National’s argument as to the first element depends on the success of its
motion to dismiss the contract claim. (Doc. 121 at 21). Because National’s
motion to dismiss that claim is due to be denied, it cannot obtain dismissal of the
bad faith claims for want of a breach of contract.
National admits that the December 2008 MSA is a Form 7141. (Doc. 143 at 9-
National’s argument as to the third element is premised upon the
applicability of the provisions of the June 2007 MSA and the online terms and
conditions. (Doc. 121 at 22). Because National has not established this premise,
neither has it negated the plaintiffs’ ability to satisfy this element of their bad faith
As to the fifth element, National argues that, pursuant to the terms of its
policy, it had no duty to investigate until and unless all underlying insurance was
exhausted by payment, which it says never occurred. (Doc. 121 at 23-25). This
argument fails for reasons stated in the Court’s order denying the substantively
identical argument of defendant Aspen Specialty Insurance Company. (Doc. 193
at 7-9). In short, the complaint alleges that National denied coverage, and that
denial triggered a duty implied by law, independent of any contractual duty, to
make the coverage decision in good faith – including, in the context of an
abnormal bad faith claim, to conduct a legally sufficient investigation and
cognitive review before denying coverage.
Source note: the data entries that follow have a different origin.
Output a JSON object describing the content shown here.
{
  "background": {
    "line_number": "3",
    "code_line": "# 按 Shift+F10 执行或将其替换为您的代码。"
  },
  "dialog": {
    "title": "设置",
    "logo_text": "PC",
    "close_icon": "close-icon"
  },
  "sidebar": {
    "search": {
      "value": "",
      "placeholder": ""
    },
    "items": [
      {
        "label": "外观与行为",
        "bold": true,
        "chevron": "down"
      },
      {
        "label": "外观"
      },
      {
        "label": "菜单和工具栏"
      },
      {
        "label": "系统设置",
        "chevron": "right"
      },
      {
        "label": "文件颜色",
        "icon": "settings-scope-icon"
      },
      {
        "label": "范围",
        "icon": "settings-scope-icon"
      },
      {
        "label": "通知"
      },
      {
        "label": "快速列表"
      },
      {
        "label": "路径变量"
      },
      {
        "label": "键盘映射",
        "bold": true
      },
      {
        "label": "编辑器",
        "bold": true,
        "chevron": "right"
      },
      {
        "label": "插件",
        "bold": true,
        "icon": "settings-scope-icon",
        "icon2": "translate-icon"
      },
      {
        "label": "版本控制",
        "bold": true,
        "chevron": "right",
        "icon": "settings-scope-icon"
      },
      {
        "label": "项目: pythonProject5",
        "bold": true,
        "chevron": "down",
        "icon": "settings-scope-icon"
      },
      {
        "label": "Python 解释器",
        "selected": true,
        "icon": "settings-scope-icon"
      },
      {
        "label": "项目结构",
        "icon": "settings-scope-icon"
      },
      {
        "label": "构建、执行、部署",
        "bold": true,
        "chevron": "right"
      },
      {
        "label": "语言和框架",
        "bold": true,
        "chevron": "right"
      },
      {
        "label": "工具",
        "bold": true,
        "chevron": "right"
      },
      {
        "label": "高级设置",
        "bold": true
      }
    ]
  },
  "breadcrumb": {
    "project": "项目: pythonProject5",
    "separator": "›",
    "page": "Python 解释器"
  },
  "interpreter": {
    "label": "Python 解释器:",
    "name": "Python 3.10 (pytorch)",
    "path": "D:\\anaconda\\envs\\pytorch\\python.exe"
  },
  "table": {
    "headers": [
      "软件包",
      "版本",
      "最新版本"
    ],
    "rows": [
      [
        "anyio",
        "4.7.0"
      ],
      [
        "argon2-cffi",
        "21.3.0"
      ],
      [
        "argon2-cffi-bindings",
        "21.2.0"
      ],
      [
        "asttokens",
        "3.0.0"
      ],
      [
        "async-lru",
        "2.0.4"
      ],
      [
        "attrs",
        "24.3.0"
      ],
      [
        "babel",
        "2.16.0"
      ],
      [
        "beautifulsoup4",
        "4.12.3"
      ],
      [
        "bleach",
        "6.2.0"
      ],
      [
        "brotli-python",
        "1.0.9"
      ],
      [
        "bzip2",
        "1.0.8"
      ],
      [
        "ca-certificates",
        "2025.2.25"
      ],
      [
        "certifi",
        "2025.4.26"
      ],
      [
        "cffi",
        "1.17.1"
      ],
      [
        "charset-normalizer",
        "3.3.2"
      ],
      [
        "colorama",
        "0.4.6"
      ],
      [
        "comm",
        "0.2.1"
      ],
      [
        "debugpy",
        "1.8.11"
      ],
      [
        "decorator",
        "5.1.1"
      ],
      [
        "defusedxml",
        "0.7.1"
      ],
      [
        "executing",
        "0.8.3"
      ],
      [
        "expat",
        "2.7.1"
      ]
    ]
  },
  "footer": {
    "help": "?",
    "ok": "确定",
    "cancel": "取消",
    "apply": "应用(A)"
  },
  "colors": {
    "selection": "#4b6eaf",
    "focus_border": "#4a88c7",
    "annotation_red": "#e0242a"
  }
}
In a brief two sentences, National argues that “Alabama does not recognize
a separate negligence cause of action for the breach of a duty created by contract.”
(Doc. 121 at 25-26). It appears that Alabama law is a bit more nuanced than that
pronouncement would suggest, see, e.g., Morgan v. South Central Bell Telephone
Co., 466 So. 2d 107, 114 (Ala. 1985), and National’s cursory treatment of the
issue is insufficient to demonstrate as a matter of law that the plaintiffs have not
stated a claim.
Moreover, Count Two alleges in part a negligent failure to settle, (Doc. 182
at 18), and, as the plaintiffs note, (Doc. 133 at 23-24), the cases are legion that
such a cause of action exists under Alabama law.
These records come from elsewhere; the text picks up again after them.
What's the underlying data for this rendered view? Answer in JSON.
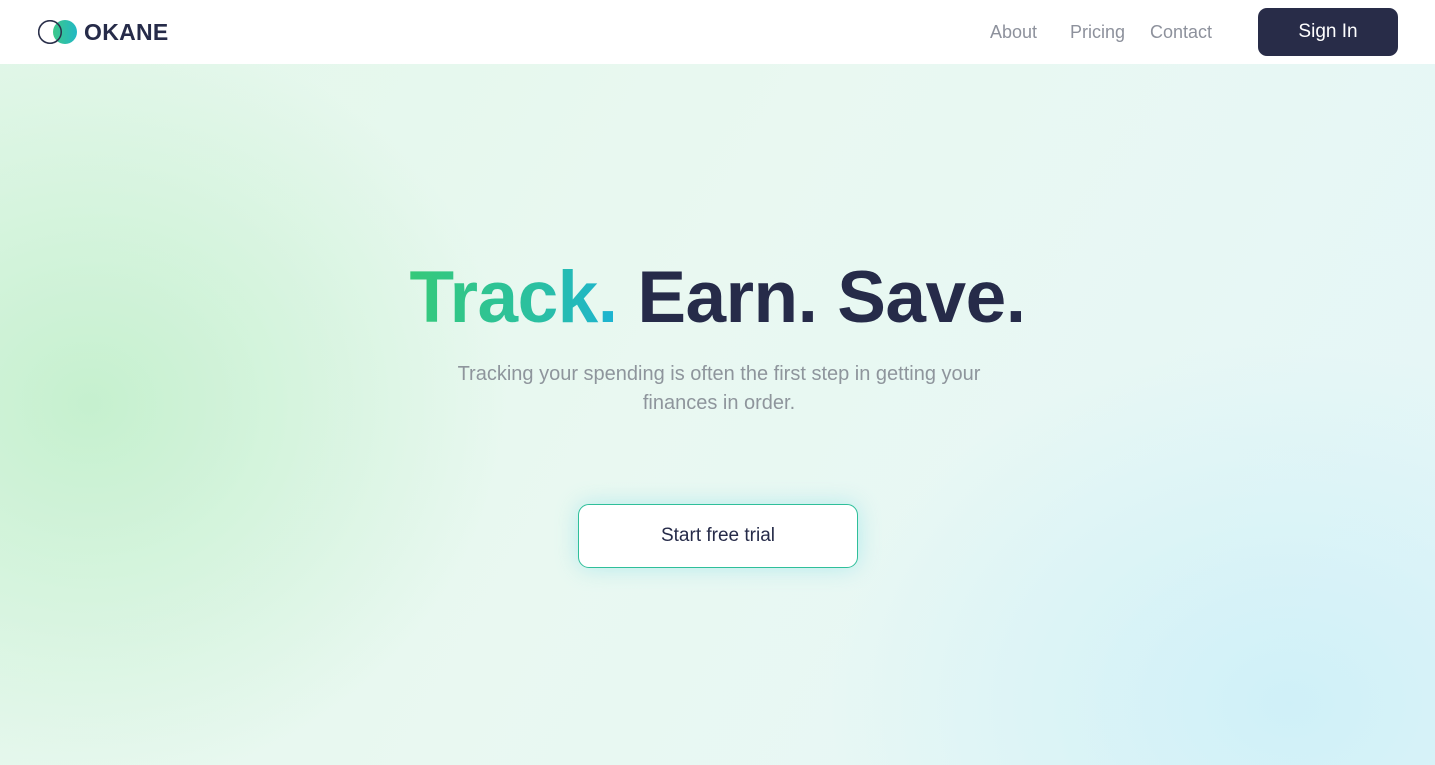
{
  "brand": {
    "name": "OKANE",
    "logo_icon": "overlapping-circles-icon",
    "colors": {
      "primary_dark": "#262b49",
      "accent_green": "#35c97a",
      "accent_teal": "#1cb3d4"
    }
  },
  "nav": {
    "links": [
      {
        "label": "About"
      },
      {
        "label": "Pricing"
      },
      {
        "label": "Contact"
      }
    ],
    "sign_in_label": "Sign In"
  },
  "hero": {
    "headline_accent": "Track.",
    "headline_rest": "Earn. Save.",
    "subtitle": "Tracking your spending is often the first step in getting your finances in order.",
    "cta_label": "Start free trial"
  }
}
In its reply brief, National argues the plaintiffs cannot maintain a claim for
negligent failure to settle because they were not, and cannot be, subject to
judgment (since the underlying lawsuit was concluded by settlement). (Doc. 143
at 13). No such argument appears in National’s principal brief; indeed, that brief
fails to recognize the existence of a claim for negligent failure to settle, even
though such a claim is articulated explicitly in the complaint. Because National
identifies no excuse for not asserting this argument in its principal brief, the Court
will follow its general rule of not considering arguments first raised in reply.
For the reasons set forth above, National’s motion to dismiss is denied.4
DONE and ORDERED this 25th day of April, 2016.
s/ WILLIAM H. STEELE
CHIEF UNITED STATES DISTRICT JUDGE
For the reasons set forth above and in its previous order, (Doc. 188), National’s
motion to dismiss the third amended complaint, (Doc. 187), is also denied.